Another strategy that companies are pursuing is to try to speed up the body's metabolism. Drugs that work this way would cause people to burn more calories, day and night, and therefore shed excess pounds. The body might actually run a little hotter than the standard 98.6 degrees, much like an engine running faster. Drugs of this type, though they are being studied in the laboratory, are still somewhat speculative, because nobody is sure what the long-term effect would be of revving up the body's metabolism.
In the end, most researchers think a host of drugs will be used to manage obesity, and the right mix for a given person will depend on the specific genetic variations that cause that person to gain weight. Few people working in the field doubt such a day will come, though it could be another decade or more before the range of available treatments is varied enough to permit such a customized approach.

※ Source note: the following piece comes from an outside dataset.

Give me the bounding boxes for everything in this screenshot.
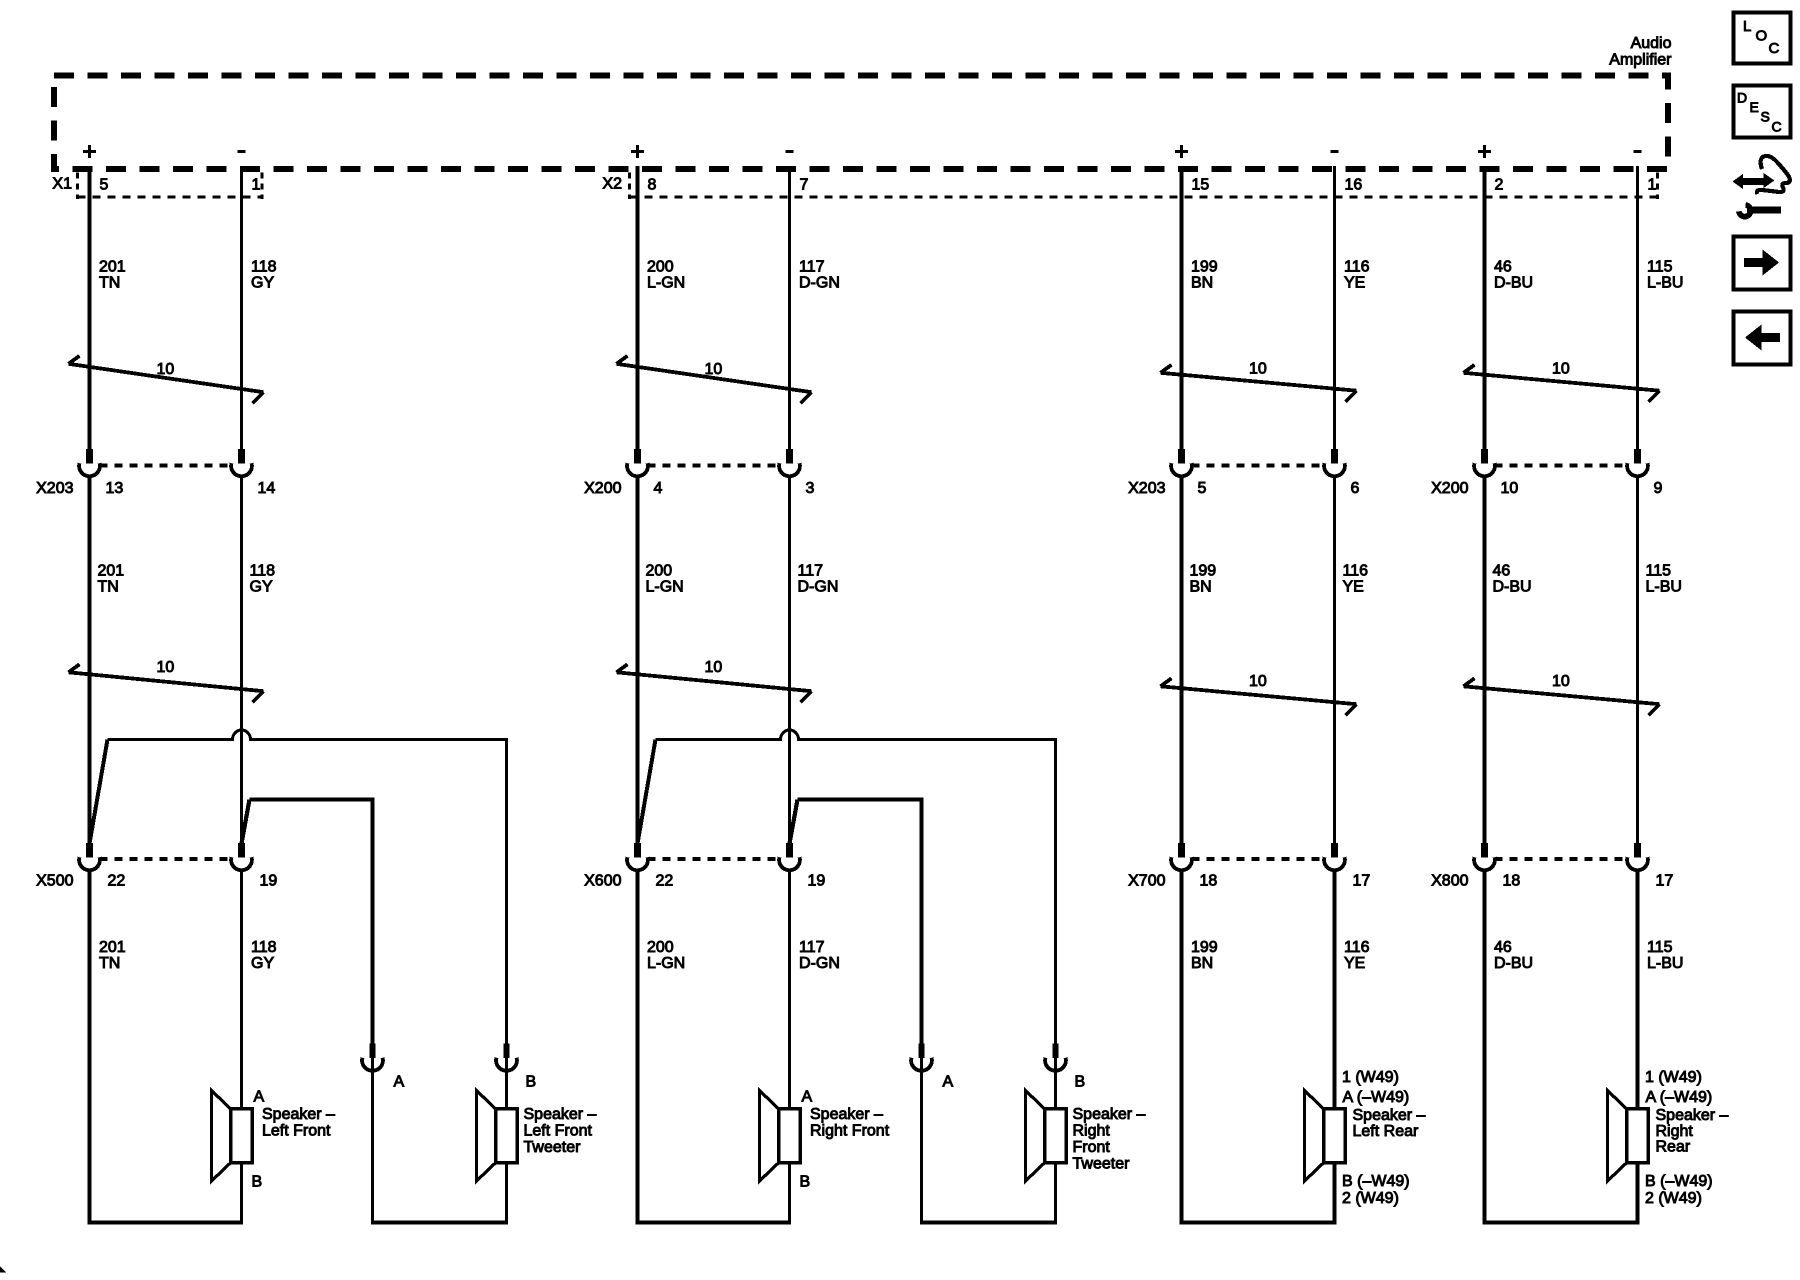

"I think it could take that long, just given the realities of pharmaceutical development," said Tartaglia, the Millennium researcher. "But there's certainly going to be exciting drugs that come on the market before that."
Are You Fat?
To calculate your body mass index, multiply your height in inches by your height in inches and write down the result. Then take your weight in pounds and multiply by 703. Divide that number by the result of the first calculation. This is your body mass index.
Example: A man 6 feet tall, weighing 160 pounds, multiplies his height in inches, 72, by itself to get 5,184. He then multiplies his weight in pounds by 703 to get 112,480. He divides that number by 5,184 to get a body mass index of 21.7, a healthy level.
Interpreting your number:
Less than 18.5: You're underweight. See a doctor to rule out hidden disease. If she says you're okay, hit the pizza shop on the way home.
18.5 to 24.9: You're at a healthy weight. Have a Gummi Bear on your way to the gym.
25.0 to 29.9: You're overweight and at elevated risk of disease. See a doctor to plot a fitness program.
Over 30: You're a serious illness waiting to happen. See a doctor, ideally one specializing in weight problems, for a comprehensive checkup and fitness plan. Consider weight-loss drugs or, in the most extreme cases, surgery.
NOTE: Visit www.washingtonpost.com on the Web to find a calculator that will do the math for you. Note that the standard ranges don't work for pregnant women or for competitive athletes and body builders with a large proportion of muscle. They somewhat understate health risks for people who already have high-blood pressure, heart trouble or other obesity-linked ailments.